The Chinese virus

Julian Borger, Guardian:

When the UN security council and the G7 group sought to agree a global response to the coronavirus pandemic, the efforts stumbled on the US insistence on describing the threat as distinctively Chinese.

There are other reasons for the lack of collaboration in the face of a global crisis, but the focus on labelling the virus Chinese and blaming China pursued by the US secretary of state, Mike Pompeo, helped ensure there would be no meaningful collective response from the world’s most powerful nations.

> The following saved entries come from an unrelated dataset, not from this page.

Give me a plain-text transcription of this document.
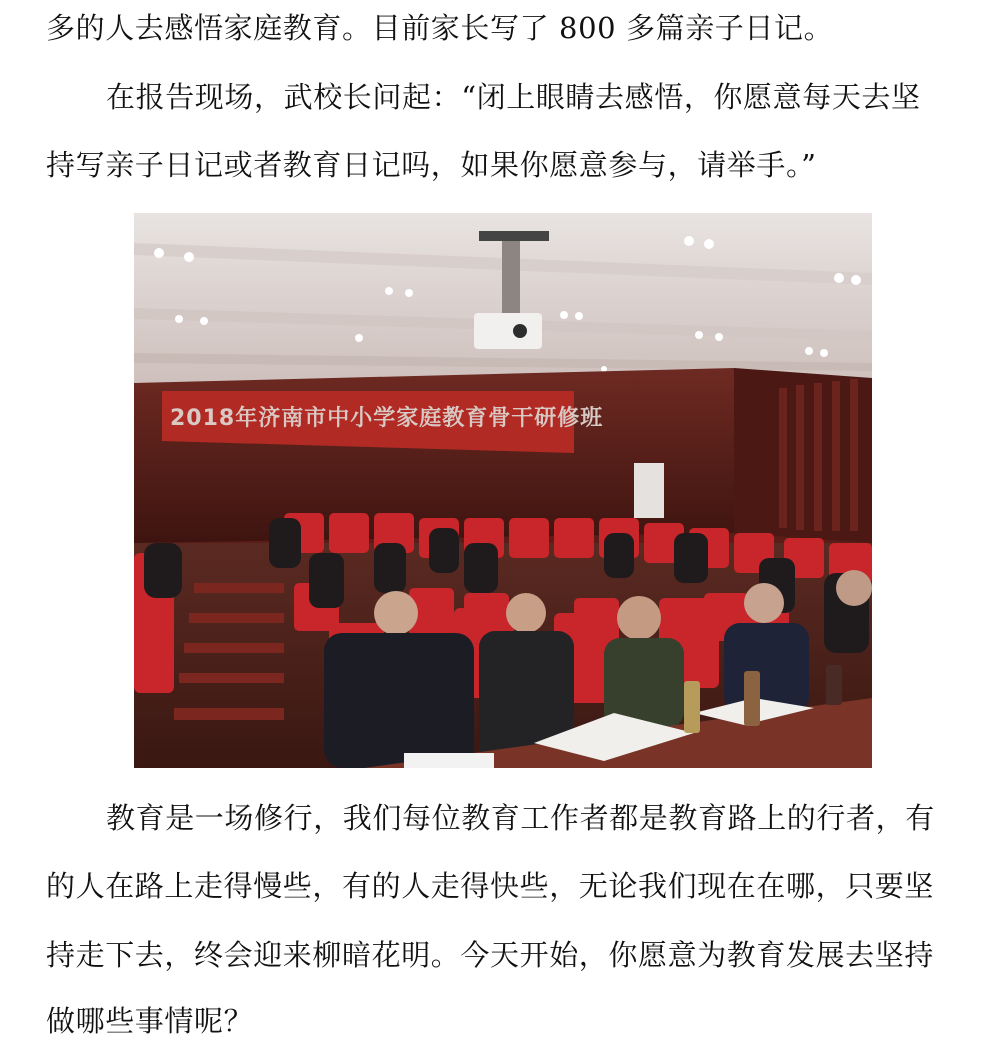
多的人去感悟家庭教育。目前家长写了 800 多篇亲子日记。
在报告现场，武校长问起：“闭上眼睛去感悟，你愿意每天去坚
持写亲子日记或者教育日记吗，如果你愿意参与，请举手。”
2018年济南市中小学家庭教育骨干研修班
教育是一场修行，我们每位教育工作者都是教育路上的行者，有
的人在路上走得慢些，有的人走得快些，无论我们现在在哪，只要坚
持走下去，终会迎来柳暗花明。今天开始，你愿意为教育发展去坚持
做哪些事情呢？
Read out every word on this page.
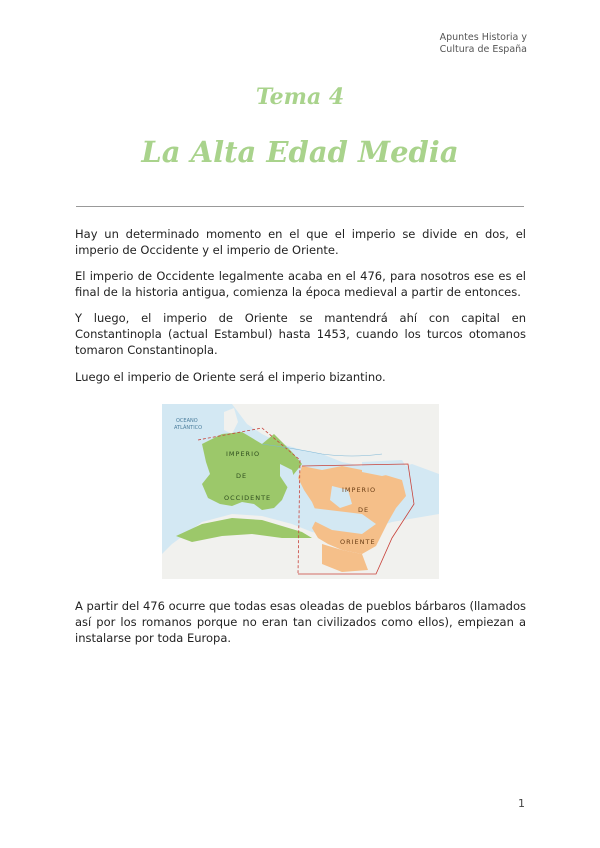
Apuntes Historia y
Cultura de España
Tema 4
La Alta Edad Media

Hay un determinado momento en el que el imperio se divide en dos, el imperio de Occidente y el imperio de Oriente.

El imperio de Occidente legalmente acaba en el 476, para nosotros ese es el final de la historia antigua, comienza la época medieval a partir de entonces.

Y luego, el imperio de Oriente se mantendrá ahí con capital en Constantinopla (actual Estambul) hasta 1453, cuando los turcos otomanos tomaron Constantinopla.

Luego el imperio de Oriente será el imperio bizantino.

OCEANO
ATLÁNTICO
IMPERIO
DE
OCCIDENTE
IMPERIO
DE
ORIENTE

A partir del 476 ocurre que todas esas oleadas de pueblos bárbaros (llamados así por los romanos porque no eran tan civilizados como ellos), empiezan a instalarse por toda Europa.

1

For some US allies, the fixation on words at a time when the international order was arguably facing its greatest challenge since the second world war encapsulated the glaring absence of US leadership.

And that absence was illustrated just as vividly by news coverage of planes full of medical supplies from China arriving in Italy, at a time when the US was quietly flying in half a million Italian-made diagnostic swabs for use in its own under-equipped health system and Donald Trump was on the phone to the South Korean president pressing him to send test kits.

“To me what is so striking is the complete absence of the US from public debates. The US is basically off the map, and China very much is on the map,” Nathalie Tocci, the director of the Italian Institute for Inter­national Affairs and a former EU policy adviser, said.

“Whatever happens in the US elections, what is happening now is going to linger on, simply because what we’re going through now is such a traumatic experience … It is going to remain very much in our individual and collective memories.”

“US global leadership won’t just end because they bungled their response to the corona­virus, but I think we will come to find that this was a pivotal point,” said Elisabeth Braw, the director of the Modern Deterrence Project at the Royal United Service Institute in London.

Braw argued that the coronavirus crisis will inflict more lasting damage on the US’s standing than the 2003 Iraq invasion.